Die vermarktbare Veröffentlichung und Vervielfältigung dieser Nachrichtensammlungen, in denen sich Blutregen in Südengland mit Nachrichten von einer Krönung in Lissabon und Ernteschäden in Galizien verbanden, wurde durch den Buchdruck möglich. Erfunden im späten 15. Jahrhundert als Verwaltungserleichterung, schlug diese Erfindung erst im 18. Jahrhundert so richtig durch. Es waren aber vor allem Zeitschriften und Zeitungen, mithin Journalisten, die in diesem Zeitalter der Aufklärung die antike Arena in moderner Form wiedererstehen ließen: als Öffentlichkeit, in der Bürger und nun – wenn auch vor allem in Briefform, aber doch – auch Bürgerinnen sich darüber unterhielten, welche tugendhafte (Gesellschafts-)Form des Lebens am ehesten angemessen sei.
Im beginnenden 18. Jahrhundert brach sich in England der berühmte, erstmals vom Philosophen Jürgen Habermas in seiner Habilitationsschrift so benannte „Strukturwandel der Öffentlichkeit“ (1962, aktualisiert 2021/22) Bahn. Gemeint ist die Ablösung der repräsentativen Öffentlichkeit (der Monarch zeigt sich vor dem Volk, entscheidet aber im Geheimen) durch die räsonierende, kritische Öffentlichkeit eines argumentierenden Publikums. Dieses Räsonieren war eine mittelbare Folge der englischen Religionskriege, in denen das Königtum geschwächt und die Zensur gelockert wurde. „Es giebt schwerlich eine Nation, bei der sich der Verstand so allgemein und bis auf die niedrigsten Volksklassen erstreckte, als dies bei der englischen der Fall ist. Ursache davon sind die Zeitungen …“, notierte Immanuel Kant.
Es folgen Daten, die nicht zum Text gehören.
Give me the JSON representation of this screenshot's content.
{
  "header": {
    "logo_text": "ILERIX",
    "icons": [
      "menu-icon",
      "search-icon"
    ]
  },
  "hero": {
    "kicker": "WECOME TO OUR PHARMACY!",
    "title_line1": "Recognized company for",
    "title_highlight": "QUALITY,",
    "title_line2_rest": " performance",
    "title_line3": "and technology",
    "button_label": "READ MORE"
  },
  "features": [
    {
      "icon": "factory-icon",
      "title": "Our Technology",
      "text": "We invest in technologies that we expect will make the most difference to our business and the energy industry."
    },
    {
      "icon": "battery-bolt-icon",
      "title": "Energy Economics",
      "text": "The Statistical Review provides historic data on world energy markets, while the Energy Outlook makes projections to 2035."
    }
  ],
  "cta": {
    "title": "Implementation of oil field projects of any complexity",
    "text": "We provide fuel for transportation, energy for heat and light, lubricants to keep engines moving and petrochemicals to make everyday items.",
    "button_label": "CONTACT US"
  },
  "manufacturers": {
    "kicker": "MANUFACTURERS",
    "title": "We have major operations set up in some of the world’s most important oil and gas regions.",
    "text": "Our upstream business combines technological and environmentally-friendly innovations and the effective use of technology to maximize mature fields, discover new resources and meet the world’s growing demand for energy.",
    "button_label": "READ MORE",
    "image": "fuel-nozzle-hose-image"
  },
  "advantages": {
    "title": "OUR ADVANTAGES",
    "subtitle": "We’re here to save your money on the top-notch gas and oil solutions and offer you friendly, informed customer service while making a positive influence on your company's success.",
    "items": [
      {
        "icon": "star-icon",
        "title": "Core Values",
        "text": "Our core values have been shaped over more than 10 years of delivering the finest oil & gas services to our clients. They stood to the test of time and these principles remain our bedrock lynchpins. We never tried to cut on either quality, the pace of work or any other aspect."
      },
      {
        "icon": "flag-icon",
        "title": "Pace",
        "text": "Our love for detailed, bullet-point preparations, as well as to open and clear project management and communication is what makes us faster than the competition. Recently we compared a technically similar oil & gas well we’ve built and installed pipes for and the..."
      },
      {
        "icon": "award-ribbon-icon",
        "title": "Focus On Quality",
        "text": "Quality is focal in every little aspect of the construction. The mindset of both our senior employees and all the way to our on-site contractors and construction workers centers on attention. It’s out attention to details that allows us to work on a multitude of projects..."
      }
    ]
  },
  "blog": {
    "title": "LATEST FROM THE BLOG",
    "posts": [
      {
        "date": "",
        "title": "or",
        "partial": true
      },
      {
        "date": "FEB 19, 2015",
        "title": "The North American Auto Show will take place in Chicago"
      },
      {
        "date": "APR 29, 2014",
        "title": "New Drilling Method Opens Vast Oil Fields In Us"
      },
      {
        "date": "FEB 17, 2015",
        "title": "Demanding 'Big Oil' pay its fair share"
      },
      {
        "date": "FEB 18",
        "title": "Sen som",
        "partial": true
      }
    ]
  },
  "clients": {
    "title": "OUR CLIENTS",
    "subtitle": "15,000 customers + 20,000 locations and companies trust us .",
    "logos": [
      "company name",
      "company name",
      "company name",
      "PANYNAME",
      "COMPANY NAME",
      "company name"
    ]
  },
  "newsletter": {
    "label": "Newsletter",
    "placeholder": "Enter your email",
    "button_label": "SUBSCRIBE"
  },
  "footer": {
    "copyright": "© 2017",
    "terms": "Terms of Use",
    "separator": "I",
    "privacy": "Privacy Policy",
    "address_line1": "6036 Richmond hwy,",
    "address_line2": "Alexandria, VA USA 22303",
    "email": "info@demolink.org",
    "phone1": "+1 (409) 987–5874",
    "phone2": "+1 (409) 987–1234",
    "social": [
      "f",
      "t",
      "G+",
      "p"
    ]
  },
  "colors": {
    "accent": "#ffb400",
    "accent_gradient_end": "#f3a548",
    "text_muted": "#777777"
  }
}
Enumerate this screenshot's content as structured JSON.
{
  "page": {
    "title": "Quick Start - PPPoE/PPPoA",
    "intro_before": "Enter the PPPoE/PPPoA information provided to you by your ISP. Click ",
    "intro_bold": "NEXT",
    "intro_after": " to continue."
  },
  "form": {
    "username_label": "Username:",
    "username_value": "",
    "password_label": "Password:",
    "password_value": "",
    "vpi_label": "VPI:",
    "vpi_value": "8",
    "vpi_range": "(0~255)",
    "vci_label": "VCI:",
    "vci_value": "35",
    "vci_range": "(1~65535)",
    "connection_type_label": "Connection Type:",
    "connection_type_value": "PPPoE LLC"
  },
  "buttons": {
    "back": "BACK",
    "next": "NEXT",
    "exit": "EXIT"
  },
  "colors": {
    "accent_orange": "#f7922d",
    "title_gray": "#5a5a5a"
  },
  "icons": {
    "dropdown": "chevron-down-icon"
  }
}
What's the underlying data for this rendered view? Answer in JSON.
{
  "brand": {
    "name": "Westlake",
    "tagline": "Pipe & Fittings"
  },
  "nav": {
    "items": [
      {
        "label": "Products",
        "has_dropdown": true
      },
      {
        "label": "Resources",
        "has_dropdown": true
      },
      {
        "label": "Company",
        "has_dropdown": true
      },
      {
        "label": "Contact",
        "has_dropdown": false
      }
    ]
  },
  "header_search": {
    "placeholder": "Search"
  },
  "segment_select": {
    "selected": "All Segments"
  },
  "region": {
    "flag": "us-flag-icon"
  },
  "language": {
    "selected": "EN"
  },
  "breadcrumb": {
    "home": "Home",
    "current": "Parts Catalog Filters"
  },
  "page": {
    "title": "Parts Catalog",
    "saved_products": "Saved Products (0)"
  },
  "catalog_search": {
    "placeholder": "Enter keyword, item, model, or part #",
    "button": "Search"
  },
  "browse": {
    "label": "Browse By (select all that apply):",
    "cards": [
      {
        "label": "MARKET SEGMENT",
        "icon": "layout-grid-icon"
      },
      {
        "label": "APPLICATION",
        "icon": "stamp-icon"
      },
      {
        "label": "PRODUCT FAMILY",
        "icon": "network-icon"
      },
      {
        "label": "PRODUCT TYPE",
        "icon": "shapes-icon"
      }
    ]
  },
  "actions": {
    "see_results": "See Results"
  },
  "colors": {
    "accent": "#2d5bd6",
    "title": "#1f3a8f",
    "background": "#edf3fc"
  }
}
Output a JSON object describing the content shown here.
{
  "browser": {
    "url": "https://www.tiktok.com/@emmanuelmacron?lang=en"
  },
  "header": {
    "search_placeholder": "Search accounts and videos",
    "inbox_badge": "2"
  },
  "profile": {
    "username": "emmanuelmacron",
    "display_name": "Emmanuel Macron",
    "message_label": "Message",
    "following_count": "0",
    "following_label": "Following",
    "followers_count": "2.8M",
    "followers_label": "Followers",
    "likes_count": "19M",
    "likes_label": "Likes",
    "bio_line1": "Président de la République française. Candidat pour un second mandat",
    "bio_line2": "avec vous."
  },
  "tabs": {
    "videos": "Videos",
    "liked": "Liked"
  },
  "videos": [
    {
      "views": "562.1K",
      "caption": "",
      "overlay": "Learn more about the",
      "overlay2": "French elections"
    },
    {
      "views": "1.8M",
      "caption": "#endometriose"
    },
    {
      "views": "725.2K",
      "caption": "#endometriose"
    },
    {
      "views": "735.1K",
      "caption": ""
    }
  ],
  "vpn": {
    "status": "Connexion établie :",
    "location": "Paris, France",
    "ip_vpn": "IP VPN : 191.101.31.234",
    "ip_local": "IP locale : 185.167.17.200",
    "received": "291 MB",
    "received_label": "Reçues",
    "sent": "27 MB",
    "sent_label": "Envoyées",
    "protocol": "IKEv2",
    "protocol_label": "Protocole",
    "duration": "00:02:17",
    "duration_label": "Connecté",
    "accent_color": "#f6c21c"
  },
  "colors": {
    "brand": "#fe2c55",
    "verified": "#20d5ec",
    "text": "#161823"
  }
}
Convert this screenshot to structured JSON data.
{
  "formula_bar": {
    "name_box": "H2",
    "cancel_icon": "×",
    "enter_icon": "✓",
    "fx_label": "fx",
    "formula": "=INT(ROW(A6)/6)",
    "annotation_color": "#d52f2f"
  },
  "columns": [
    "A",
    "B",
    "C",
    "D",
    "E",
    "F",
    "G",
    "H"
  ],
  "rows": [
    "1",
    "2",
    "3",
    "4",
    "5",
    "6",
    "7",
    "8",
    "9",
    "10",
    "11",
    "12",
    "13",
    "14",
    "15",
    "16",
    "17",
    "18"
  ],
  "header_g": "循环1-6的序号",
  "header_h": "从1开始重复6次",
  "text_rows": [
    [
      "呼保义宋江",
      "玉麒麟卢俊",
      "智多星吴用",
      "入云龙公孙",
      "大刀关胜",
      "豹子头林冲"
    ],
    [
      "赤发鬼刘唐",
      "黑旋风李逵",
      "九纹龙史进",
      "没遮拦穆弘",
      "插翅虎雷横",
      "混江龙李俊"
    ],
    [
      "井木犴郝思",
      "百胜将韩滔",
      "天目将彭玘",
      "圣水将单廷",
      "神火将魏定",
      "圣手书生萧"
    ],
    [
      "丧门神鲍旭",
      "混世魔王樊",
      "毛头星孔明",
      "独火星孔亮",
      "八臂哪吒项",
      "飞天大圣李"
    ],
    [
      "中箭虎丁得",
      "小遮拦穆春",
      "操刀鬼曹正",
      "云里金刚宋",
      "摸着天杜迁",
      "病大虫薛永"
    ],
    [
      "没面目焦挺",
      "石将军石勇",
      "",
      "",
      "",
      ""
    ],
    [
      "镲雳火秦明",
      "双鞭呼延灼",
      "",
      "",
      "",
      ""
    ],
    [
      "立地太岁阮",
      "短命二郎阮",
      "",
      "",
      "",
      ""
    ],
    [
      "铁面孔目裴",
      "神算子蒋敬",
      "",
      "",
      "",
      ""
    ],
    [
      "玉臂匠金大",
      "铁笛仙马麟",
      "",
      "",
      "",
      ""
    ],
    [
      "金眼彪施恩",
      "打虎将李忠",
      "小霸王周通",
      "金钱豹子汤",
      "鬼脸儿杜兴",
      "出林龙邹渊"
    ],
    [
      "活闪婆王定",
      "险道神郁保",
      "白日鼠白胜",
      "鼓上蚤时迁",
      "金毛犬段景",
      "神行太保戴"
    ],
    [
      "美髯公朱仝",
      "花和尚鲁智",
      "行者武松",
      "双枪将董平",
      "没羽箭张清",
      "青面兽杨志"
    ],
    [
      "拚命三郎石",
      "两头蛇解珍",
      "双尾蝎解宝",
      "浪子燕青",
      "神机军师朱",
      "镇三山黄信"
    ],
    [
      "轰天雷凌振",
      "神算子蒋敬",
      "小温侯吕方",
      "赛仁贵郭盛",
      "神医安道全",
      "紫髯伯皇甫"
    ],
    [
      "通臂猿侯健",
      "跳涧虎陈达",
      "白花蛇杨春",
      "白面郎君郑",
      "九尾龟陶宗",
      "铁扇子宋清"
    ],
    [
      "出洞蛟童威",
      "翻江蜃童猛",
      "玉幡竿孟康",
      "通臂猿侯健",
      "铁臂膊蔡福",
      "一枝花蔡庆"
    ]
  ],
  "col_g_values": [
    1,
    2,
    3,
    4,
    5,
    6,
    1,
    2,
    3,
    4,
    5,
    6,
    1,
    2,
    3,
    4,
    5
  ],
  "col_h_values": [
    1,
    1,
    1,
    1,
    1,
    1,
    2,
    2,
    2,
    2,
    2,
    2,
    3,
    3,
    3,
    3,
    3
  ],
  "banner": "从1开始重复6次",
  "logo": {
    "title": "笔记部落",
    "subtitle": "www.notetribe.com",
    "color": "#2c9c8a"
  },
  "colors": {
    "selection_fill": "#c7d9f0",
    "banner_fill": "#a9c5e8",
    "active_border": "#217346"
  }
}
In der Öffentlichkeit der moralischen Wochenschriften (der Spectator war eine der ersten, er erscheint als witziges, konservatives Wochenmedium immer noch) reflektierte sich das aufsteigende Bürgertum selbst, es beschrieb seine Kaffeehausrunden und dort geführte Gespräche, die dann wieder im Kaffeehaus gelesen und besprochen wurden. Die moralischen Wochenschriften schwappten über auf den Kontinent, wo sie in der Form und auch im Titel nachgeahmt wurden (aus dem „Tatler“ wurden etwa „Die vernünftigen Tadlerinnen“).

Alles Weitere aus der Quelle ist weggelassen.